Writing, fixing, and migrating code is not exactly something you want to do when you're tired, there's way too high of a risk of error and more problems as a result. We like to joke "Hey, don't drop the database by accident" when our programmers write scripts on the database, because someone did once, by accident of course and thankfully not on the live database. Making critical decisions about a project is not something you want to do when you're tired, it's too easy to get caught up in the moment and not be able to think clearly. System test and bug checking is not something you should do when you're tired, you don't have the focus you should have and will be too quick to rush through testing because you feel so close to the finish.

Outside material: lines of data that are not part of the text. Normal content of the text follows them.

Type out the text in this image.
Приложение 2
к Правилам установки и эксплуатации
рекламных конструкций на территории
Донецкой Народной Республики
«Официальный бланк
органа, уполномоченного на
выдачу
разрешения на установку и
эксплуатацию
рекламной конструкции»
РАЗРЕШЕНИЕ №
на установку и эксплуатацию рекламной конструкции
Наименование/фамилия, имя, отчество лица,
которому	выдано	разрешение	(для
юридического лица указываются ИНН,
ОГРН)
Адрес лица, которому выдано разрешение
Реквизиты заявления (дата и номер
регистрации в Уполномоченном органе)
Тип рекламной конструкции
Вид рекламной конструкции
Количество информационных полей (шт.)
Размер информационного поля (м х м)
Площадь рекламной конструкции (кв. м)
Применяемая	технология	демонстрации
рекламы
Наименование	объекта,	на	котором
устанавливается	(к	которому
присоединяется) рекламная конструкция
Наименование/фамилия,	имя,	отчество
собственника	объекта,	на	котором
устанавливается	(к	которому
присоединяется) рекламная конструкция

The times when my project team has had to do these types of sprints to get a project done have not ended in disaster, for the most part things were ok (except for that one time years ago when we realized at 2am Monday morning that we had to roll back an entire project and months of programming work, by the time people got into the office at 9). And even though it might have been a nice bonding experience, I can't say I love doing it this way. I would like to think that in an ideal world we won't be in the situation where we have to pull marathon work shifts to get the project out in time, and I'd like to say that in the interest of quality we should avoid this all-together.

Is it possible to always avoid? Probably not. I am fortunate to have a client who allows me flexibility most of the time with my launch dates, and I guess I should just be grateful for that!